There are many differences between the ATTOM study and the one JAMA published recently.
- This is a prospective study, consisting only of transplant recipients and comparing who received living versus deceased donor transplants. Purnell et al have a study of of waitlisted candidates, and showing trends over the last two decades of the odds of receiving a live donor transplant within 2 years of being listed.
- The ATTOM study was done in UK - which has universal healthcare, not the case in the US - though interestingly in the Purnell study, the rates of living donation were higher in those with private insurance compared to Medicare/Medicaid/Uninsured (the absolute rates were higher in whites AND other ethnicities, so the relative numbers, the Hazard ratios, remained similar).

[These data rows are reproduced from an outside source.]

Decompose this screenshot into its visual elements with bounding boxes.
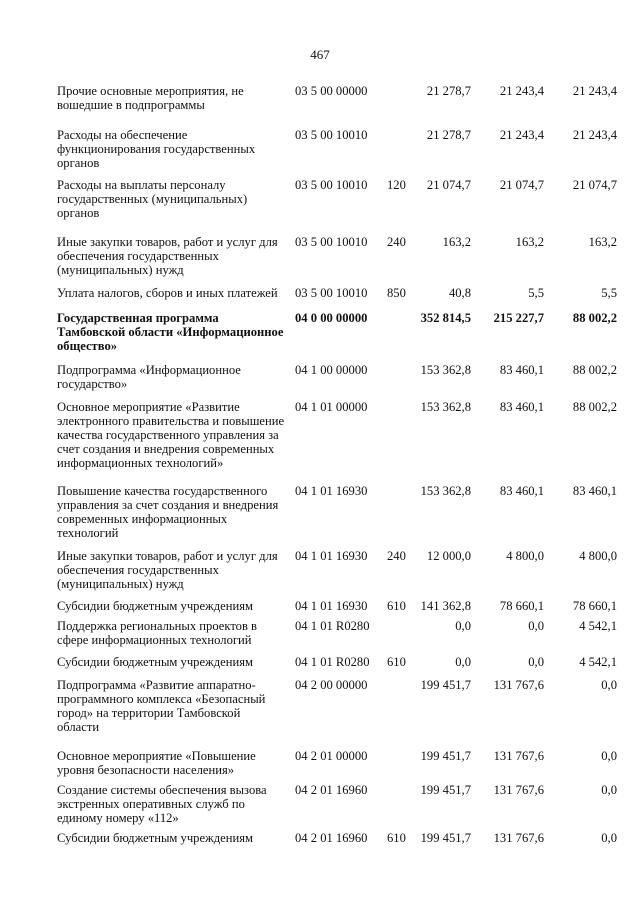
- row-code: 04 1 01 R0280: [295, 655, 370, 669]
- row-amount-3: 78 660,1: [572, 599, 617, 613]
- row-amount-2: 131 767,6: [493, 831, 544, 845]
- row-amount-1: 21 278,7: [426, 128, 471, 142]
- table-row: [57, 831, 617, 845]
- row-code: 04 2 01 00000: [295, 749, 368, 763]
- row-amount-3: 83 460,1: [572, 484, 617, 498]
- table-row: [57, 178, 617, 220]
- row-amount-3: 0,0: [601, 831, 617, 845]
- row-amount-2: 163,2: [515, 235, 544, 249]
- row-amount-3: 88 002,2: [572, 400, 617, 414]
- table-row: [57, 128, 617, 170]
- row-amount-2: 21 074,7: [499, 178, 544, 192]
- row-amount-1: 352 814,5: [420, 311, 471, 325]
- row-amount-2: 5,5: [528, 286, 544, 300]
- row-amount-2: 83 460,1: [499, 400, 544, 414]
- row-amount-3: 21 243,4: [572, 128, 617, 142]
- row-amount-1: 12 000,0: [426, 549, 471, 563]
- row-name: Повышение качества государственного управления за счет создания и внедрения современных информационных технологий: [57, 484, 279, 540]
- table-row: [57, 286, 617, 300]
- page-number: 467: [310, 47, 330, 62]
- row-amount-2: 83 460,1: [499, 363, 544, 377]
- row-amount-2: 78 660,1: [499, 599, 544, 613]
- table-row: [57, 363, 617, 391]
- row-code: 04 2 01 16960: [295, 783, 368, 797]
- table-row: [57, 678, 617, 734]
- row-amount-3: 21 243,4: [572, 84, 617, 98]
- row-expense-type: 610: [387, 831, 406, 845]
- row-amount-1: 199 451,7: [420, 749, 471, 763]
- row-amount-3: 4 800,0: [579, 549, 617, 563]
- row-name: Основное мероприятие «Повышение уровня безопасности населения»: [57, 749, 256, 777]
- row-name: Иные закупки товаров, работ и услуг для обеспечения государственных (муниципальных) нужд: [57, 235, 278, 277]
- table-row: [57, 84, 617, 112]
- row-amount-3: 0,0: [601, 678, 617, 692]
- row-name: Уплата налогов, сборов и иных платежей: [57, 286, 278, 300]
- row-amount-1: 21 278,7: [426, 84, 471, 98]
- row-amount-3: 0,0: [601, 783, 617, 797]
- row-amount-1: 199 451,7: [420, 831, 471, 845]
- row-code: 04 1 01 R0280: [295, 619, 370, 633]
- row-name: Субсидии бюджетным учреждениям: [57, 831, 253, 845]
- row-code: 04 1 00 00000: [295, 363, 368, 377]
- table-row: [57, 311, 617, 353]
- row-amount-1: 141 362,8: [420, 599, 471, 613]
- row-code: 04 2 00 00000: [295, 678, 368, 692]
- table-row: [57, 783, 617, 825]
- row-expense-type: 850: [387, 286, 406, 300]
- row-code: 04 0 00 00000: [295, 311, 368, 325]
- row-code: 03 5 00 10010: [295, 178, 368, 192]
- table-row: [57, 655, 617, 669]
- row-amount-3: 88 002,2: [572, 311, 617, 325]
- table-row: [57, 484, 617, 540]
- row-name: Создание системы обеспечения вызова экстренных оперативных служб по единому номеру «112»: [57, 783, 267, 825]
- row-expense-type: 240: [387, 235, 406, 249]
- row-amount-1: 199 451,7: [420, 678, 471, 692]
- row-amount-1: 21 074,7: [426, 178, 471, 192]
- row-name: Иные закупки товаров, работ и услуг для обеспечения государственных (муниципальных) нужд: [57, 549, 278, 591]
- row-amount-3: 0,0: [601, 749, 617, 763]
- row-name: Подпрограмма «Информационное государство»: [57, 363, 241, 391]
- row-amount-1: 153 362,8: [420, 484, 471, 498]
- row-code: 03 5 00 10010: [295, 286, 368, 300]
- row-amount-2: 0,0: [528, 619, 544, 633]
- row-code: 03 5 00 00000: [295, 84, 368, 98]
- row-code: 04 1 01 16930: [295, 549, 368, 563]
- row-name: Прочие основные мероприятия, не вошедшие в подпрограммы: [57, 84, 244, 112]
- row-amount-1: 0,0: [455, 619, 471, 633]
- row-expense-type: 610: [387, 599, 406, 613]
- row-amount-2: 83 460,1: [499, 484, 544, 498]
- row-code: 04 1 01 16930: [295, 599, 368, 613]
- row-code: 03 5 00 10010: [295, 128, 368, 142]
- row-name: Основное мероприятие «Развитие электронного правительства и повышение качества государственного управления за счет создания и внедрения современных информационных технологий»: [57, 400, 285, 470]
- row-name: Государственная программа Тамбовской области «Информационное общество»: [57, 311, 284, 353]
- row-amount-3: 5,5: [601, 286, 617, 300]
- row-amount-1: 199 451,7: [420, 783, 471, 797]
- row-amount-2: 215 227,7: [493, 311, 544, 325]
- table-row: [57, 549, 617, 591]
- row-amount-2: 0,0: [528, 655, 544, 669]
- row-amount-1: 0,0: [455, 655, 471, 669]
- row-name: Расходы на выплаты персоналу государственных (муниципальных) органов: [57, 178, 248, 220]
- row-amount-1: 153 362,8: [420, 363, 471, 377]
- row-name: Субсидии бюджетным учреждениям: [57, 655, 253, 669]
- row-code: 04 1 01 00000: [295, 400, 368, 414]
- row-amount-2: 131 767,6: [493, 678, 544, 692]
- row-code: 04 2 01 16960: [295, 831, 368, 845]
- row-amount-3: 163,2: [588, 235, 617, 249]
- row-amount-1: 40,8: [448, 286, 471, 300]
- row-amount-3: 21 074,7: [572, 178, 617, 192]
- row-expense-type: 120: [387, 178, 406, 192]
- row-amount-2: 131 767,6: [493, 783, 544, 797]
- row-amount-3: 4 542,1: [579, 655, 617, 669]
- table-row: [57, 619, 617, 647]
- budget-table: [57, 84, 617, 845]
- row-amount-1: 153 362,8: [420, 400, 471, 414]
- row-amount-1: 163,2: [442, 235, 471, 249]
- table-row: [57, 235, 617, 277]
- row-amount-3: 88 002,2: [572, 363, 617, 377]
- row-name: Подпрограмма «Развитие аппаратно-программного комплекса «Безопасный город» на территории Тамбовской области: [57, 678, 266, 734]
- row-amount-2: 21 243,4: [499, 84, 544, 98]
- row-code: 03 5 00 10010: [295, 235, 368, 249]
- table-row: [57, 400, 617, 470]
- row-amount-3: 4 542,1: [579, 619, 617, 633]
- table-row: [57, 599, 617, 613]
- row-amount-2: 131 767,6: [493, 749, 544, 763]
- row-name: Расходы на обеспечение функционирования государственных органов: [57, 128, 256, 170]
- row-code: 04 1 01 16930: [295, 484, 368, 498]
- row-amount-2: 4 800,0: [506, 549, 544, 563]
- row-amount-2: 21 243,4: [499, 128, 544, 142]
- row-name: Поддержка региональных проектов в сфере информационных технологий: [57, 619, 258, 647]
- row-name: Субсидии бюджетным учреждениям: [57, 599, 253, 613]
- row-expense-type: 610: [387, 655, 406, 669]
- row-expense-type: 240: [387, 549, 406, 563]
- table-row: [57, 749, 617, 777]
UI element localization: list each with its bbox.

- The ATTOM study adjusted for a whole lot of socio-economic factors, and showed that the differences for ethnicities persisted after adjustment. Purnell et al adjusted for biological factors only in the main analysis, and not socio-economic factors. That analysis, done for one factor at a time, is provided in the supplementary appendix. Why do it this way? Indeed, many social epidemiologists do suggest that adjusting away socio-economic factors is not appropriate, when trying to understand the relationship between race/ethnicity and outcomes. A textbook definition of confounding is a risk factor for the outcome (in this case living donation), independent of the putative risk factor (ie race/ethnicity). The confounding factor must be associated with the putative risk factor (ie low socioeconomic conditions and race/ethnicity link), but most importantly, it should not be in the causal pathway between exposure and disease. We really cannot say that about the relationship between race/ethnicity and living donation, can we? If the effect of race/ethnicity is mediated via lower socio-economic status, should we ‘adjust’ for it? Read this excellent review for a longer discussion of the topic.
Overall, the issue with differences between white and other race/ethnicities seems to spillover beyond national boundaries, and considerations of universal healthcare. Increasing donation rates will require more focused interventions, targeting these groups with effective interventions.